Uncommon Sense: TFN have right to develop as they choose
South Delta is one of the most development-adverse communities I think I have ever seen.
Perhaps that’s for good reason. After all, everyone on this side of the Massey Tunnel saw what happened to unfettered building in Richmond, tearing up farmland for mega malls and big box stores.
As a result people are deeply fearful of what I would call the “Richmondization” of Delta.
That fear has even been projected onto the Tsawwassen First Nation and their ambitious plans to develop just over 340 hectares of their 724 hectare land base.
Plans are underway to build an indoor mall with 17 retailers covering 1.2 million square feet, and three other big box stores covering another 600,000-square-feet. The Aquilini group is building 1,700 units of residential housing, while a further 140 hectares are allocated for industrial purposes.
Some of the anger over TFN development comes from the fact that nearly 400 hectares of prime farmland was taken out of the ALR and given to TFN when they relinquished their claims to Roberts Bank water lots and signed their historic treaty.
Former TFN Chief Kim Baird recalls being shocked when the treaty received backlash from the political left, who have historically been supportive of aboriginal autonomy.
“Typically, you would expect the left-leaning people would be more supportive of the settlement,” she says. “But the land use issue took away from the focus of a just settlement.”
The issue even split the B.C. NDP caucus.

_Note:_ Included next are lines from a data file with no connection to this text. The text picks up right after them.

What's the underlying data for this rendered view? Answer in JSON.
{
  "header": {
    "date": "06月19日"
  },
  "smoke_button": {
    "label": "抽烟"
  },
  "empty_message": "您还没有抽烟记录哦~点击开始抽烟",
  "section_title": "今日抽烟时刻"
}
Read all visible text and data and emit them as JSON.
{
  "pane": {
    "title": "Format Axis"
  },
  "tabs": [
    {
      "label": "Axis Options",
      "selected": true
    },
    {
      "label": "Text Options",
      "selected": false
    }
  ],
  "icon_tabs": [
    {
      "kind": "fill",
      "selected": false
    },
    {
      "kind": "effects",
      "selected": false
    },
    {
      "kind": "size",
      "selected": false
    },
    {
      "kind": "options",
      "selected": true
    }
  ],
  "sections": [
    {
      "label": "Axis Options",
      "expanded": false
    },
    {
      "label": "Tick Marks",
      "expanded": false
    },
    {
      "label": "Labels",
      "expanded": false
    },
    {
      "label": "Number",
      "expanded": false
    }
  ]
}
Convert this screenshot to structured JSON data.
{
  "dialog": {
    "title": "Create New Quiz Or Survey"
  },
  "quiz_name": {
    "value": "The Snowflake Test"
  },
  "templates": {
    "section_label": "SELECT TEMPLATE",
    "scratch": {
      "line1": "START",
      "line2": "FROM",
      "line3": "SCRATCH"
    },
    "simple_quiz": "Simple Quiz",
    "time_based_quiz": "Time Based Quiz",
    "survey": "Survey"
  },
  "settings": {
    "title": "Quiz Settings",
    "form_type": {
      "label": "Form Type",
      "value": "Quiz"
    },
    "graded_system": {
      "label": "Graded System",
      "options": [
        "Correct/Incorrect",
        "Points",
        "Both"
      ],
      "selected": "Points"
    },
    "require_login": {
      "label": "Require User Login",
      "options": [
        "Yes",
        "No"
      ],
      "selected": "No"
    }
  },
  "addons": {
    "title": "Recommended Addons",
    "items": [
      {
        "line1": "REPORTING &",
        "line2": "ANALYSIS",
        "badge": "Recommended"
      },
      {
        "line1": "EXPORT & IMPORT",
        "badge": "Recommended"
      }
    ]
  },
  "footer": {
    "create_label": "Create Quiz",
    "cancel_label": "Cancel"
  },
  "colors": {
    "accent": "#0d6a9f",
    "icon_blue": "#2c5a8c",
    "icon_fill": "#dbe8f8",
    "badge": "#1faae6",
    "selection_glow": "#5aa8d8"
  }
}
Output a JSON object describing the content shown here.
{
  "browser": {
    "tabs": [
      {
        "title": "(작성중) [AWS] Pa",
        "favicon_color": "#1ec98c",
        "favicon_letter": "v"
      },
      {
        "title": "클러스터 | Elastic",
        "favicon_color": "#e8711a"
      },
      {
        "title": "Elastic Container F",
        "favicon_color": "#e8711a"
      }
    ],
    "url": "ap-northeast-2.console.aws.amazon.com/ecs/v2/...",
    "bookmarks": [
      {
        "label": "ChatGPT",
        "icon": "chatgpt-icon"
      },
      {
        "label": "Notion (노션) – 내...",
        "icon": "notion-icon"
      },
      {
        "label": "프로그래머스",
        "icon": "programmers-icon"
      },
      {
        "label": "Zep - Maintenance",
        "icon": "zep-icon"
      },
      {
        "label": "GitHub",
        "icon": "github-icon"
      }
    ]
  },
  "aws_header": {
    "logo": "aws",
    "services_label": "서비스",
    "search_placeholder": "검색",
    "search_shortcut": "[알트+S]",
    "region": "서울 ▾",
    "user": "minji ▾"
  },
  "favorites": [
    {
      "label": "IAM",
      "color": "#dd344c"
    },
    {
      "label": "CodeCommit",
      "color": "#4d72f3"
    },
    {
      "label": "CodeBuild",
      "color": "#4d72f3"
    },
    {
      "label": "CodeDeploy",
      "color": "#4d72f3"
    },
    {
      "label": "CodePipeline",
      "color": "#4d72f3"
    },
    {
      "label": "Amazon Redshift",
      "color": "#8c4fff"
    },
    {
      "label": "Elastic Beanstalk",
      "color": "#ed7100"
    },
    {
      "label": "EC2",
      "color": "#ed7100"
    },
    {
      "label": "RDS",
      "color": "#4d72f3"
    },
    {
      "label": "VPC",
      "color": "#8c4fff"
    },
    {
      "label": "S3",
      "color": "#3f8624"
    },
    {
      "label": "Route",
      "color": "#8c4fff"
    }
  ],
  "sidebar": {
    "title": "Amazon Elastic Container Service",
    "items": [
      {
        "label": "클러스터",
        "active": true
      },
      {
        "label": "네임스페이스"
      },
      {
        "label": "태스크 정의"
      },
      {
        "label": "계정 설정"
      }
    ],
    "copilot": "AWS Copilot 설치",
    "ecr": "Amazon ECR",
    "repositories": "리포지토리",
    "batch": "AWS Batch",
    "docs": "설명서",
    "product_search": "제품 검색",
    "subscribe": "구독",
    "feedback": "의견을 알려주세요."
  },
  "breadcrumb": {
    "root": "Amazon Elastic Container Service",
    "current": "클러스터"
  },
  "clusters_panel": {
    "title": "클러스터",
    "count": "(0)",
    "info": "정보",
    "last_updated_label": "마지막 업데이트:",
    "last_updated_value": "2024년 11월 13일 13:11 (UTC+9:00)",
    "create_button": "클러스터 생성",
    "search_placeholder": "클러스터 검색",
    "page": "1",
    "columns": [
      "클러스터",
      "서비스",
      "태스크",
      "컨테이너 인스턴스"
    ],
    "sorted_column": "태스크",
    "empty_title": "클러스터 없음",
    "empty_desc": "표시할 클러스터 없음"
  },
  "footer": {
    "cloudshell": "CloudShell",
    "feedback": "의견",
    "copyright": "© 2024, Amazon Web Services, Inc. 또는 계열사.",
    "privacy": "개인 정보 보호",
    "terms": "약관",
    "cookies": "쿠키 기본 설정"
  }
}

“There’s all these biases that say those indians don’t know what they’re doing, they’re going to make a mess of things, they should be the ‘Noble Savage’ and preserve this as green space just because we like our picturesque, pastoral views.”
Baird says TFN development will raise the income of residents, but also help the local economy rather than sending dollars to the mega malls in Richmond.
The average family income on TFN lands is $20,065, or about 60 per cent lower than the average Delta family.
“The best we can do is be extremely transparent about our plans and try to mitigate the impacts as best as possible,” says Baird.
The fact is that there are 4.7 million hectares in the ALR, and TFN will be using a tiny 300 of them. It’s barely a fragment of the 5,000 hectares of Burns Bog, for that matter.
It’s patronizing to suggest TFN can’t be trusted to develop responsibly.
So many Canadians call for aboriginals to stop relying on government handouts and programs and stand up on their own feet.
Why are we getting angry at them for doing just that?